Eva Ionesco accuse Emmanuel Pierrat de détention de ses photos pédopornographiques

Sophie Lambert

Voici une reformulation complète du texte, en conservant l’intégralité de l’information tout en utilisant des termes et une structure différents :

Une plainte a été déposée contre l’avocat Emmanuel Pierrat par l’autrice Eva Ionesco, qui l’accuse de détenir et de garder en sa possession des photographies à caractère pornographique, prises durant son enfance par sa propre mère. Depuis plusieurs années, Eva Ionesco tente d’empêcher la diffusion de ces images. La démarche, qui consiste à déposer une plainte avec constitution de partie civile, a été envoyée au parquet de Paris, comme l’ont confirmé Mes Lisa Gordet et Benjamin Chouai, apportant ainsi une confirmation à une information révélée par le journal Libération.

Il s’agit là d’une étape supplémentaire dans une longue procédure judiciaire que mène Eva Ionesco, âgée de 61 ans, pour faire obstacle à la commercialisation de clichés que sa défunte mère, la photographe Irina Ionesco — décédée en 2022 — avait pris d’elle lorsqu’elle était mineure, entre l’âge de 4 et 11 ans. Très proche de sa mère, Me Pierrat, qui a aujourd’hui 58 ans, est également son exécuteur testamentaire. Eva Ionesco l’accuse d’avoir en sa possession des photos à caractère érotique et pornographique, malgré des décisions de justice qui auraient dû lui interdire de détenir ou de diffuser ces images. La plainte, dont l’AFP a obtenu une copie, dénonce le fait qu’elle aurait exposé ces clichés dans son cabinet et qu’elle tenterait de les vendre en secret, notamment lors d’enchères.

Selon l’agence, Emmanuel Pierrat n’a pas répondu lorsqu’il fut contacté par l’AFP. Il est également attendu pour un jugement prévu le 9 septembre dans une affaire distincte de harcèlement moral portée contre lui par certains de ses collaborateurs. La plainte indique que, depuis de nombreuses années, Eva Ionesco lutte pour que soient saisies ces images, qu’elle considère comme des preuves de maltraitance et d’abus. La jeune femme subit également une humiliation publique persistante liée à la nature exploitée de son image lors de séances photographiques alors qu’elle était mineure, un traitement qu’elle qualifie d’odieux.

Une autre étape importante dans cette affaire concerne la clôture, début mai, d’une procédure simplifiée, qui n’a pas abouti faute de preuves suffisantes. Eva Ionesco exprime toutefois son mécontentement car aucune recherche n’a été menée chez Me Pierrat pour retrouver les clichés en question. Elle ajoute également avoir dû, de façon urgente, suspendre une vente aux enchères organisée en mai dernier, pour empêcher la diffusion des photographies. Cette démarche illustre tout le combat de la plaignante contre la perte de son enfance et la préservation de son droit à la confidentialité, ainsi que la volonté de contrôler l’utilisation de son image.

Les avocats de la plaignante, Mes Gordet et Chouai, précisent que « l’enfance d’Eva Ionesco a été volée » et que, jusqu’à présent, elle doit continuer à lutter contre Me Pierrat. La plainte représente aujourd’hui la seule issue possible pour que les œuvres soient saisies, car une personne ne peut être réduite à une simple œuvre artistique. La justice pénale doit maintenant trancher pour déterminer si ces clichés doivent être considérés comme des preuves ou non, et si leur détention ou leur diffusion est légitime ou abusive.

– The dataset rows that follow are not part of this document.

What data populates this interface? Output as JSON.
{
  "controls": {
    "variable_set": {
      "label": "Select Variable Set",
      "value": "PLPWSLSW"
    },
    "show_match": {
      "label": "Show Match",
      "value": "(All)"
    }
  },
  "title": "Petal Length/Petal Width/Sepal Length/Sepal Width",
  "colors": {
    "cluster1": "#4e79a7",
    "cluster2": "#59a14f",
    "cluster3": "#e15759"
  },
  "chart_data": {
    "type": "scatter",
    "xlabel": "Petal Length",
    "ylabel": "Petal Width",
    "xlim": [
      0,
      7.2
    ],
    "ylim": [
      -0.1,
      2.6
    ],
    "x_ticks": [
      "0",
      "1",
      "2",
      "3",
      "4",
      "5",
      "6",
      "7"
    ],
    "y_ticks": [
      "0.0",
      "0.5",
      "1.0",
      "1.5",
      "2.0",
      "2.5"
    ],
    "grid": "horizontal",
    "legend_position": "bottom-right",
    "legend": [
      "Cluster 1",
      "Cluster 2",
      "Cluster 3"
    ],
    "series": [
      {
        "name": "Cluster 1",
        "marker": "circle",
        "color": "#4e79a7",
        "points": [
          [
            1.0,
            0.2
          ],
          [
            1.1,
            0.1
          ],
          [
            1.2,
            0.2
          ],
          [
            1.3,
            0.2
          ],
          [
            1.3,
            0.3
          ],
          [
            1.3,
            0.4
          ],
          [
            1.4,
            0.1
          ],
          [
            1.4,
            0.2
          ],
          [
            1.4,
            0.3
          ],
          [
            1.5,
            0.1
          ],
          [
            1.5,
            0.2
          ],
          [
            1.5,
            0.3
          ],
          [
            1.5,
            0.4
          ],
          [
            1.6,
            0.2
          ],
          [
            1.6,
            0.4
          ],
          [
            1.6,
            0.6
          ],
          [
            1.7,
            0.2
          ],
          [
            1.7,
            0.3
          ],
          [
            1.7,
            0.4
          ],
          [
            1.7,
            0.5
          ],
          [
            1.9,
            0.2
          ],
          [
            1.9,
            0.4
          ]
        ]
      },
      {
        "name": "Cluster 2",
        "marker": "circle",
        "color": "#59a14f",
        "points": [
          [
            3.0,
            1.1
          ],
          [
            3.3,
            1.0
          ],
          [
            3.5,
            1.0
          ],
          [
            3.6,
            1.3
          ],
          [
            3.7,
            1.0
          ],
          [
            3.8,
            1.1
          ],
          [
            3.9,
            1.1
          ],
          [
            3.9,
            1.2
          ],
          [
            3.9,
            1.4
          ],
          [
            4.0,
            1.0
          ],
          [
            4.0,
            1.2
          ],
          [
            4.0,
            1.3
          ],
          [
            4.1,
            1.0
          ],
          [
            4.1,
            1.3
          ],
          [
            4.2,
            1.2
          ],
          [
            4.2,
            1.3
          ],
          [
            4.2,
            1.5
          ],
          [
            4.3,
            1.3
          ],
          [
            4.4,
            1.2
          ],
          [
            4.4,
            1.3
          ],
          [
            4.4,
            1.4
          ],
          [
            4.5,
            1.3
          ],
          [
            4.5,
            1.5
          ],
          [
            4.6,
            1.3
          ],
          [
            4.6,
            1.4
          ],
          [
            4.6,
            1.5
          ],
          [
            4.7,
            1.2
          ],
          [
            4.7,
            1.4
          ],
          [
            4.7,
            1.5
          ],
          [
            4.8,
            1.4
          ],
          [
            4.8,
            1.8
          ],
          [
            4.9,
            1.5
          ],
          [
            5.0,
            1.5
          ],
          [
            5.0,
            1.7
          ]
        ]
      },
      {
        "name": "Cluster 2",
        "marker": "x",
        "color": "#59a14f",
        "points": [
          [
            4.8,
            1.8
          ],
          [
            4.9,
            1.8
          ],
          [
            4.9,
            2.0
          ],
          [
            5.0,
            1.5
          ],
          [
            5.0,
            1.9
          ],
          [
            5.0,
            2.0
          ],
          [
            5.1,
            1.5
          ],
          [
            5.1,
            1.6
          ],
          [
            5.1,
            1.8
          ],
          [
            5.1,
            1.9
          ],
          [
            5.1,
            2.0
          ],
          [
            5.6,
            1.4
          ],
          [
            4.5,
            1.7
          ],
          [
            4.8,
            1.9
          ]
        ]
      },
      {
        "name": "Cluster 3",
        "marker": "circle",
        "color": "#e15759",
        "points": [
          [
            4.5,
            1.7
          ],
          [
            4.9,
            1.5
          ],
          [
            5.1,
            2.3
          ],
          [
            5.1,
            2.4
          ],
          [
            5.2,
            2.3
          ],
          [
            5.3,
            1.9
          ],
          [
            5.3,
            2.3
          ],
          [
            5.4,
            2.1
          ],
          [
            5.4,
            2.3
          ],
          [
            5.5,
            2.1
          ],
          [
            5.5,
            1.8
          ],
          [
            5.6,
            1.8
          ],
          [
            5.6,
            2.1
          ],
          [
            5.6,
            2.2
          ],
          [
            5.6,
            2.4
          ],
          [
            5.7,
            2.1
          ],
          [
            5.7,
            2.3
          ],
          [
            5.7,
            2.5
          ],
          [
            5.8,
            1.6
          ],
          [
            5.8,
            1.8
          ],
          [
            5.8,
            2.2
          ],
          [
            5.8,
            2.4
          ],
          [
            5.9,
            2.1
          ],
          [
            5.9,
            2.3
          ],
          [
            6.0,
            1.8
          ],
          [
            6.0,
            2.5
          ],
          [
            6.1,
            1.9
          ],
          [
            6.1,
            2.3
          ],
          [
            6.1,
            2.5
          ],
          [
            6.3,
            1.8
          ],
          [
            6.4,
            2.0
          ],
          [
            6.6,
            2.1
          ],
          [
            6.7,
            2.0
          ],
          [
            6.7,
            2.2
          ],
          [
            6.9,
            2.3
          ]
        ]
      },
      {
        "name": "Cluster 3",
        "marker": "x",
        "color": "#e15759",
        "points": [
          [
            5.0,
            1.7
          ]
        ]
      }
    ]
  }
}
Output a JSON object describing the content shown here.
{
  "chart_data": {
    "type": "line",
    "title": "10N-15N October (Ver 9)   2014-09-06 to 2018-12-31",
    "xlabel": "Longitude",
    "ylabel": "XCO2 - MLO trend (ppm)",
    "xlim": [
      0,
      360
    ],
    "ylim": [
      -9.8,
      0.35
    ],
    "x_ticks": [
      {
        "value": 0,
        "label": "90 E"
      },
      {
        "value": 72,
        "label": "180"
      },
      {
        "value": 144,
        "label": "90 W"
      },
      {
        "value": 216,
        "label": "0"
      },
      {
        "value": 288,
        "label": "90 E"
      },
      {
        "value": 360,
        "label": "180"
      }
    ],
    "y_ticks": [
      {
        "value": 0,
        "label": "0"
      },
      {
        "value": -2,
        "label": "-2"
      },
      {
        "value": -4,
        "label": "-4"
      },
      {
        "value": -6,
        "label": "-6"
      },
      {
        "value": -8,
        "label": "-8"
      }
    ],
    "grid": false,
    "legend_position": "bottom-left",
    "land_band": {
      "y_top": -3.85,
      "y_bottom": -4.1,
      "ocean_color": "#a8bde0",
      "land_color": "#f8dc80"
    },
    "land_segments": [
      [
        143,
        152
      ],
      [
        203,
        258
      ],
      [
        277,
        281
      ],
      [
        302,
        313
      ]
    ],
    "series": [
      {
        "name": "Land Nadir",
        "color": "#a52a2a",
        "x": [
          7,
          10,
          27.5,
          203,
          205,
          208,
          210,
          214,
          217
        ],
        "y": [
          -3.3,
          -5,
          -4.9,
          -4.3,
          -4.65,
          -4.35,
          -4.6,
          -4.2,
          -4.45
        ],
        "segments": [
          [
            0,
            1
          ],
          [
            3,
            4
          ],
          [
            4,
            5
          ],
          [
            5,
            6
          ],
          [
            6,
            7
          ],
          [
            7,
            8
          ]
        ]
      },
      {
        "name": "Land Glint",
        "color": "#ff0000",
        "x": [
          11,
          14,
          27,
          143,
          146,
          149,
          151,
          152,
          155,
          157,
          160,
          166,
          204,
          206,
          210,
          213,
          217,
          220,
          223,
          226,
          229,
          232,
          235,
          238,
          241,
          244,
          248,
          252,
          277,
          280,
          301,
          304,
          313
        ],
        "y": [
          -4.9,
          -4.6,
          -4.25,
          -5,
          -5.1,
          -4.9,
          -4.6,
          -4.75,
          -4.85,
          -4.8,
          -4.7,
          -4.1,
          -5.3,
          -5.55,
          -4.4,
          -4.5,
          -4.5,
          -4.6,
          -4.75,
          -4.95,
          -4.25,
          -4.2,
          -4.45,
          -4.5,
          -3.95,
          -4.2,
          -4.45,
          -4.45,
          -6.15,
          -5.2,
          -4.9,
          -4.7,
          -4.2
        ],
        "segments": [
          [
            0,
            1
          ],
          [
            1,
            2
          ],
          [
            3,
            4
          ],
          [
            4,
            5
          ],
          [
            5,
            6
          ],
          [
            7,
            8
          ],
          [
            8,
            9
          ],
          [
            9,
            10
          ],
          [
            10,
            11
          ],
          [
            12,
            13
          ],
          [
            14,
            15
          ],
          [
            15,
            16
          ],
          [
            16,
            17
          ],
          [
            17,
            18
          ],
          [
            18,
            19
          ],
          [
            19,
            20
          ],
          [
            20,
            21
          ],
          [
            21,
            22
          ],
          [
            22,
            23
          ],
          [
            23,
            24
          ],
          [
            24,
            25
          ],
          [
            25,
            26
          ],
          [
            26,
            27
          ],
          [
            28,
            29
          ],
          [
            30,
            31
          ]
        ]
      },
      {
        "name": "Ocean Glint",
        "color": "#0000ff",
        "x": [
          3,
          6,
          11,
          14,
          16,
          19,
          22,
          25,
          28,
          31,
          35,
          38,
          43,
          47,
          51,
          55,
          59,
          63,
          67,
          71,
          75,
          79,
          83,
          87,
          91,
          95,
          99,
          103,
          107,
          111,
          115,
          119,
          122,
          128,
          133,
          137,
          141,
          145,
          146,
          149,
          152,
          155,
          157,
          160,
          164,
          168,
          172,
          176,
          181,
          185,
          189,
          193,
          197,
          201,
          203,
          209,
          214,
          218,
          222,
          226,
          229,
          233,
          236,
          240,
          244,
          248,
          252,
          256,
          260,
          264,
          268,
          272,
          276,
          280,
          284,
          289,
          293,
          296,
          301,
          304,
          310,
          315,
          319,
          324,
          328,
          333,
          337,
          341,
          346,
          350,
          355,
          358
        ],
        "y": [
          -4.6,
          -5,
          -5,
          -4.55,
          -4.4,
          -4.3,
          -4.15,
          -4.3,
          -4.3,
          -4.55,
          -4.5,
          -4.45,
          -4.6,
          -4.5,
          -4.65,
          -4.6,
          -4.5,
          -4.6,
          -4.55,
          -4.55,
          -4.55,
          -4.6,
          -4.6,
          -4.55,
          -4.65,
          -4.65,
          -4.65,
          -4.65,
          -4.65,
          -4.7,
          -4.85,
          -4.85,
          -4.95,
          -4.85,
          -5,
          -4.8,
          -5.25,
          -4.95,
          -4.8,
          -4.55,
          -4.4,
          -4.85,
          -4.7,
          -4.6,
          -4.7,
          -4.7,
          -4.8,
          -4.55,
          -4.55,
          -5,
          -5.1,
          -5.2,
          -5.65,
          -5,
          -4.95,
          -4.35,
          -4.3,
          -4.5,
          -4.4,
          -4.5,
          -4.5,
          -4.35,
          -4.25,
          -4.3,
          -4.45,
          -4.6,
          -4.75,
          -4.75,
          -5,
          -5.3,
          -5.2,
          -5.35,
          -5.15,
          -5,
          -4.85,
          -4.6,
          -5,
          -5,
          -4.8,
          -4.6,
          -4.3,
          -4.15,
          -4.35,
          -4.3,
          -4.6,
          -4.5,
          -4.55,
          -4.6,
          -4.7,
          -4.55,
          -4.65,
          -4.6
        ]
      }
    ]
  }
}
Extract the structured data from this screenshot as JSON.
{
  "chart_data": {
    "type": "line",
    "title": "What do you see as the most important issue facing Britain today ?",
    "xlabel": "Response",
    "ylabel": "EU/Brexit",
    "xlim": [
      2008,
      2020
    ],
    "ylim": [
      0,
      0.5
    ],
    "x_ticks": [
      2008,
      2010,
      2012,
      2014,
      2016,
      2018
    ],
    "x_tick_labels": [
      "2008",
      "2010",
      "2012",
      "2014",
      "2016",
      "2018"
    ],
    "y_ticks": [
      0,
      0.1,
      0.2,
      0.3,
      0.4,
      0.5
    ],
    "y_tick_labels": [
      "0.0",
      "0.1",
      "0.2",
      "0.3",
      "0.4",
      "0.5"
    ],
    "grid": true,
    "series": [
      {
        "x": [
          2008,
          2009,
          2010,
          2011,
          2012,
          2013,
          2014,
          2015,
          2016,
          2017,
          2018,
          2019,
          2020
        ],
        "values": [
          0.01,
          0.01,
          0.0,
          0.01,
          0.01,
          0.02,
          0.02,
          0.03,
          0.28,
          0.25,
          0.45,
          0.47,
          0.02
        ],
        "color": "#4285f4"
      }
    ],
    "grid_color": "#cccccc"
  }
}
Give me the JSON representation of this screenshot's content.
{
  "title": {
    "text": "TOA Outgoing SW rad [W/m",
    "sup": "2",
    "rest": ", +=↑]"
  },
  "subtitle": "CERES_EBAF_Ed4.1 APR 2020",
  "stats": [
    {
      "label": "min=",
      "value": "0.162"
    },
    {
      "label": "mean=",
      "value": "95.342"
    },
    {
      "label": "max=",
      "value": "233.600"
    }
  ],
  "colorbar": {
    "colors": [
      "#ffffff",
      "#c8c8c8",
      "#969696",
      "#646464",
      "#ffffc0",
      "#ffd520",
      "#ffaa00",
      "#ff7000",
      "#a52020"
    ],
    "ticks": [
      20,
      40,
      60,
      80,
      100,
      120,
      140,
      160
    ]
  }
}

Ce contexte est toujours à suivre, car ces dossiers complexes mettent en lumière des enjeux de vie privée, de droits des mineurs et de liberté d’expression, tout en soulevant des questions relatives à la réparation et à la justice pour les victimes d’abus ou d’exploitation durant leur enfance.

Sophie Lambert

Sophie Lambert

Née à Colmar et passionnée par les enjeux sociaux et environnementaux, j’ai choisi le journalisme pour donner la parole à celles et ceux qu’on n’entend pas. Je crois en une presse locale libre, engagée et accessible à toutes et tous.